Se llama Fundación Ecuador Libre https://www.ecuadorlibre.org/nosotros  que funciona en las elegantes y espaciosas oficinas de propiedad de Guillermo Lasso en uno de los más altos rascacielos de Guayaquil.

Spurrier, y no la oposición, nos recuerda que Pablo Arosemena (hasta hace poco el Supermán del puerto por sus apariciones circenses en los operativos policiales contra en los casos de sicariato), es ahora ministro de Finanzas donde, ahora sí lo hará, entregará los fondos a salud y educación ya que “sí hay dinero en caja”, ha dicho, en franca contradicción con el obediente Simón Cueva, que prefirió irse a la casa antes de postrarse ante la Fundación y el Fondo Monetario Internacional.

Fundación Ecuador Libre

Está el refinado Guillermo Avellán, gerente del Banco Central que alterna con sus altas funciones en la Fundación.

Consta también Francisco Briones, nuevo director del SRI, pero al mismo tiempo es Director del Plan de Gobierno de la Fundación Ecuador Libre.

Y de manera destacada aunque no esté en las altas esferas del gobierno, está Fernando Coronel que figura como vicepresidente de la Fundación y vicepresidente Banca Empresas y Cadena de Valor en el Banco de Guayaquil.
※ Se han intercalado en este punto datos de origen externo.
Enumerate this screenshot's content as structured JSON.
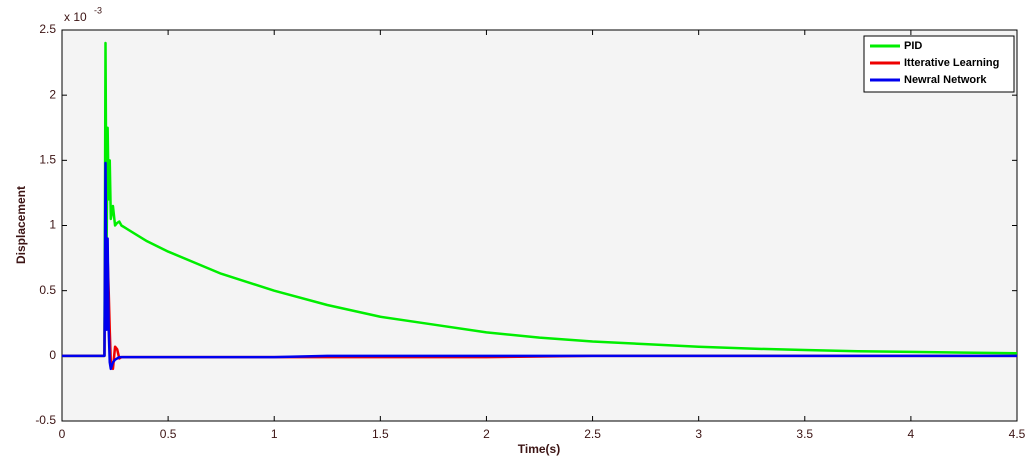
{
  "chart_data": {
    "type": "line",
    "xlabel": "Time(s)",
    "ylabel": "Displacement",
    "y_multiplier": "x 10",
    "y_multiplier_exponent": "-3",
    "x": [
      0,
      0.19,
      0.2,
      0.205,
      0.21,
      0.215,
      0.22,
      0.225,
      0.23,
      0.24,
      0.25,
      0.26,
      0.27,
      0.28,
      0.3,
      0.4,
      0.5,
      0.75,
      1,
      1.25,
      1.5,
      1.75,
      2,
      2.25,
      2.5,
      2.75,
      3,
      3.25,
      3.5,
      3.75,
      4,
      4.25,
      4.5
    ],
    "series": [
      {
        "name": "PID",
        "color": "#00ee00",
        "values": [
          0,
          0,
          0,
          2.4,
          0.8,
          1.75,
          1.2,
          1.5,
          1.05,
          1.15,
          1.0,
          1.02,
          1.03,
          1.0,
          0.98,
          0.88,
          0.8,
          0.63,
          0.5,
          0.39,
          0.3,
          0.24,
          0.18,
          0.14,
          0.11,
          0.09,
          0.07,
          0.055,
          0.045,
          0.035,
          0.03,
          0.025,
          0.02
        ]
      },
      {
        "name": "Itterative Learning",
        "color": "#ee0000",
        "values": [
          0,
          0,
          0,
          1.1,
          0.3,
          0.75,
          0.5,
          0.2,
          -0.05,
          -0.1,
          0.07,
          0.05,
          -0.02,
          -0.01,
          -0.01,
          -0.01,
          -0.01,
          -0.01,
          -0.01,
          -0.01,
          -0.01,
          -0.01,
          -0.01,
          -0.005,
          0,
          0,
          0,
          0,
          0,
          0,
          0,
          0,
          0
        ]
      },
      {
        "name": "Newral Network",
        "color": "#0000ee",
        "values": [
          0,
          0,
          0,
          1.48,
          0.2,
          0.9,
          0.2,
          -0.05,
          -0.1,
          -0.05,
          -0.03,
          -0.02,
          -0.01,
          -0.01,
          -0.01,
          -0.01,
          -0.01,
          -0.01,
          -0.01,
          0,
          0,
          0,
          0,
          0,
          0,
          0,
          0,
          0,
          0,
          0,
          0,
          0,
          0
        ]
      }
    ],
    "xlim": [
      0,
      4.5
    ],
    "xticks": [
      0,
      0.5,
      1,
      1.5,
      2,
      2.5,
      3,
      3.5,
      4,
      4.5
    ],
    "ylim": [
      -0.5,
      2.5
    ],
    "yticks": [
      -0.5,
      0,
      0.5,
      1,
      1.5,
      2,
      2.5
    ],
    "grid": false,
    "legend": "upper right"
  }
}
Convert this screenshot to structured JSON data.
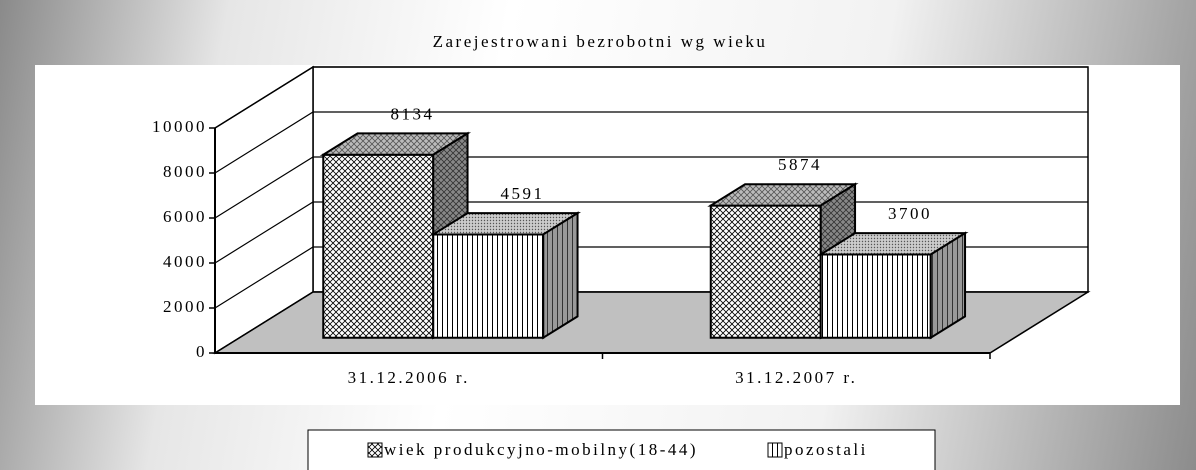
{
  "chart_data": {
    "type": "bar3d",
    "title": "Zarejestrowani bezrobotni wg wieku",
    "categories": [
      "31.12.2006 r.",
      "31.12.2007 r."
    ],
    "series": [
      {
        "name": "wiek produkcyjno-mobilny(18-44)",
        "values": [
          8134,
          5874
        ]
      },
      {
        "name": "pozostali",
        "values": [
          4591,
          3700
        ]
      }
    ],
    "ylim": [
      0,
      10000
    ],
    "yticks": [
      0,
      2000,
      4000,
      6000,
      8000,
      10000
    ],
    "grid": true,
    "legend": "bottom"
  }
}
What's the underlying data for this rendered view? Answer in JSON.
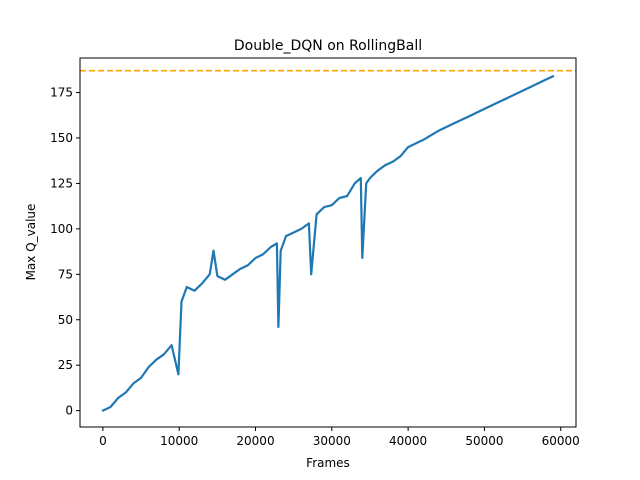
{
  "chart_data": {
    "type": "line",
    "title": "Double_DQN on RollingBall",
    "xlabel": "Frames",
    "ylabel": "Max Q_value",
    "xlim": [
      -3000,
      62000
    ],
    "ylim": [
      -9,
      194
    ],
    "xticks": [
      0,
      10000,
      20000,
      30000,
      40000,
      50000,
      60000
    ],
    "yticks": [
      0,
      25,
      50,
      75,
      100,
      125,
      150,
      175
    ],
    "grid": false,
    "legend": "none",
    "reference_line": {
      "y": 187,
      "style": "dashed",
      "color": "#ffa500"
    },
    "series": [
      {
        "color": "#1f77b4",
        "x": [
          0,
          1000,
          2000,
          3000,
          4000,
          5000,
          6000,
          7000,
          8000,
          9000,
          9900,
          10300,
          11000,
          12000,
          13000,
          14000,
          14500,
          15000,
          16000,
          17000,
          18000,
          19000,
          20000,
          21000,
          22000,
          22800,
          23000,
          23300,
          24000,
          25000,
          26000,
          27000,
          27300,
          28000,
          29000,
          30000,
          31000,
          32000,
          33000,
          33800,
          34000,
          34500,
          35000,
          36000,
          37000,
          38000,
          39000,
          40000,
          42000,
          44000,
          46000,
          48000,
          50000,
          52000,
          54000,
          56000,
          58000,
          59000
        ],
        "y": [
          0,
          2,
          7,
          10,
          15,
          18,
          24,
          28,
          31,
          36,
          20,
          60,
          68,
          66,
          70,
          75,
          88,
          74,
          72,
          75,
          78,
          80,
          84,
          86,
          90,
          92,
          46,
          88,
          96,
          98,
          100,
          103,
          75,
          108,
          112,
          113,
          117,
          118,
          125,
          128,
          84,
          125,
          128,
          132,
          135,
          137,
          140,
          145,
          149,
          154,
          158,
          162,
          166,
          170,
          174,
          178,
          182,
          184
        ]
      }
    ]
  }
}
A quién será leal? Al país?, O al banco?

En el cuadro de honor también consta el publicista Carlos Andrés Vera, el mimado Juan Carlos Holguín, y dos hijos del banquero-presidente.  El asesor y terrorista mediático Diego Ordóñez, tiene aquí un puesto de honor.

El caso se destaca porque nos estamos dando cuenta que la Fundación es la proveedora de cuadros directivos del Estado y es fabricante de las ideas y posturas ideológicas públicas de Lasso. La última que salió es la supresión de los exámenes de ingreso que estaban monitoreadas por el Senacyt. No hay que olvidar que en campaña Lasso ofreció cerrar el Senacyt. No pudo, y ahora de golpe y porrazo, regresa a una situación proclive a la corrupción y a la mediocridad especialmente en el sector de las universidades privadas.

Esto no significa que Lasso deje de decir tonterías mayúsculas como las que dijo en el Uruguay, o al acusar a los indígenas de estar financiados por los narcotraficantes. La Fundación no logra prepararle al presidente para que debata en la Asamblea y que deje de depender tanto de las empresas publicitarias y de los asesores internacionales de comunicación política.

A veces da gana de creerle a Xavier Lasso, el hermano, cuando declara que  con oportunidad de una reunión familiar le dijo a Guillermo, hace más de quince años: – Hermano, ante todo, lo que debes hacer es prepararte.

Guillermo le expulsó de la oficina y hace 15 años que no se hablan.